Code found in the iOS 17.2 beta suggests that Apple is going to allow sideloading although it could be limited to the EU.

Code in iOS 17.2 beta reveals that Apple will allow iPhone to sideload apps - PhoneArena

Apple has always been against allowing iPhone users to sideload apps on the iPhone. Sideloading is when apps from a third-party app store are downloaded on a phone. Google allows Android users to do this, but Apple has not thus earning it the "walled garden" nickname. Apple claims that apps installed on the iPhone from a third-party app store could contain malware or other security issues and since Apple can't vet apps not downloaded from the App Store, it believes that it is better to just not allow it.
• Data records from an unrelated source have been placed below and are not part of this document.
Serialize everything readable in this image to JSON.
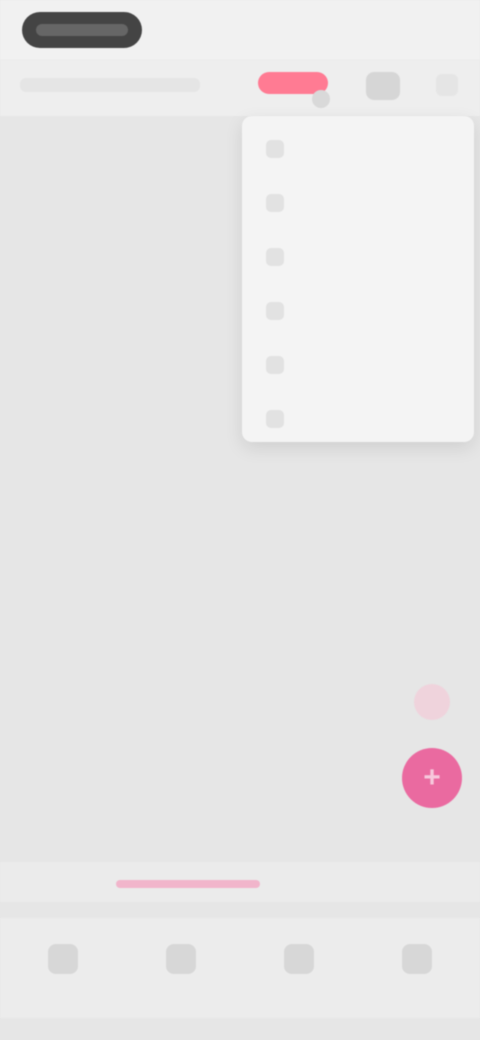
{
  "app": {
    "title": ""
  },
  "colors": {
    "accent": "#ea6aa0",
    "accent_light": "#efd3dc",
    "menu_bg": "#f4f4f4",
    "screen_bg": "#e6e6e6"
  },
  "header": {
    "brand_badge": "",
    "subtitle": ""
  },
  "menu": {
    "items": [
      {
        "label": "",
        "icon": "menu-item-icon"
      },
      {
        "label": "",
        "icon": "menu-item-icon"
      },
      {
        "label": "",
        "icon": "menu-item-icon"
      },
      {
        "label": "",
        "icon": "menu-item-icon"
      },
      {
        "label": "",
        "icon": "menu-item-icon"
      },
      {
        "label": "",
        "icon": "menu-item-icon"
      }
    ]
  },
  "sub_tabs": {
    "items": [
      {
        "label": ""
      },
      {
        "label": ""
      },
      {
        "label": ""
      }
    ],
    "active_index": 1
  },
  "bottom_nav": {
    "items": [
      {
        "label": ""
      },
      {
        "label": ""
      },
      {
        "label": ""
      },
      {
        "label": ""
      }
    ]
  }
}
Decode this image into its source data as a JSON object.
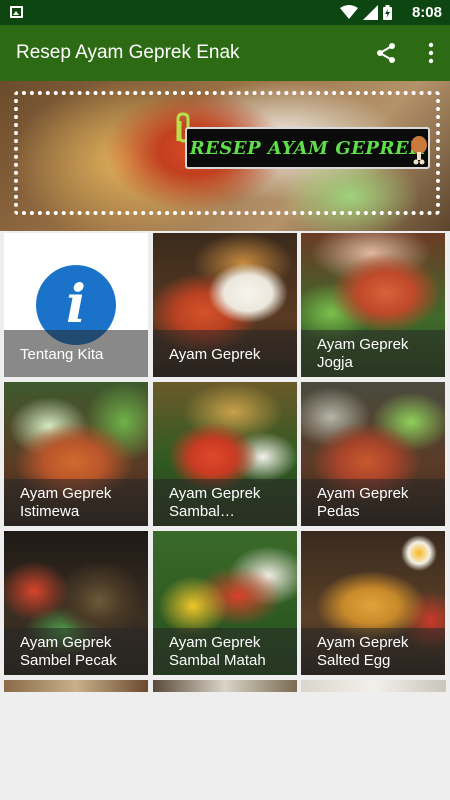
{
  "statusbar": {
    "time": "8:08",
    "icons": [
      "image-icon",
      "wifi-icon",
      "signal-icon",
      "battery-charging-icon"
    ]
  },
  "appbar": {
    "title": "Resep Ayam Geprek Enak",
    "actions": [
      "share-icon",
      "more-vert-icon"
    ]
  },
  "banner": {
    "logo_text": "RESEP AYAM GEPREK"
  },
  "tiles": [
    {
      "id": "tentang-kita",
      "lines": [
        "Tentang Kita"
      ],
      "icon": "info-icon"
    },
    {
      "id": "ayam-geprek",
      "lines": [
        "Ayam Geprek"
      ]
    },
    {
      "id": "ayam-geprek-jogja",
      "lines": [
        "Ayam Geprek",
        "Jogja"
      ]
    },
    {
      "id": "ayam-geprek-istimewa",
      "lines": [
        "Ayam Geprek",
        "Istimewa"
      ]
    },
    {
      "id": "ayam-geprek-sambal",
      "lines": [
        "Ayam Geprek",
        "Sambal…"
      ]
    },
    {
      "id": "ayam-geprek-pedas",
      "lines": [
        "Ayam Geprek",
        "Pedas"
      ]
    },
    {
      "id": "ayam-geprek-sambel-pecak",
      "lines": [
        "Ayam Geprek",
        "Sambel Pecak"
      ]
    },
    {
      "id": "ayam-geprek-sambal-matah",
      "lines": [
        "Ayam Geprek",
        "Sambal Matah"
      ]
    },
    {
      "id": "ayam-geprek-salted-egg",
      "lines": [
        "Ayam Geprek",
        "Salted Egg"
      ]
    }
  ],
  "colors": {
    "status_bar": "#0d4610",
    "app_bar": "#2d6a14",
    "logo_text": "#5fe04a",
    "info_circle": "#1a73c8",
    "background": "#eeeeee"
  }
}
Another reason why Apple doesn't want to allow sideloading on the iPhone is to prevent developers from listing their iOS apps on a third-party app store as a way to get around paying Apple as much as 30% of their in-app revenue. Since the App Store is the only official iOS app storefront, there is no way to escape the so-called "Apple Tax" unless a developer stops accepting in-app purchases.

The EU's Digital Markets Act (DMA) says that mobile device users should be able to install apps from third-party stores. Earlier this year, Bloomberg's man on the Apple beat Mark Gurman said that Apple would allow sideloading but only in the 27 countries that are members of the EU which would limit any damage caused by malicious apps. It would also provide Apple with some real-life data to see whether it should allow sideloading in other markets.

9to5Mac has discovered that the iOS 17 .2 beta contains internal code that would give third-party apps permission to have other apps installed. With this capability, developers would be able to create their own third-party iOS app storefront. The code also has a region lock which would allow Apple to restrict sideloading to specific countries. This makes sense if Apple is forced to allow sideloading by the DMA.

Apple has until this coming March to get in line with the DMA but you can be sure that Tim Cook and his team will be trying anything to prevent sideloading from being forced onto Apple even if it is just in 27 EU countries. And the month before, in February, the DMA could change its mind and call iMessage a "gatekeeper" which would force Apple to add support for Rich Communication Services (RCS) to its messaging app . That too would be limited to the 27 EU member countries.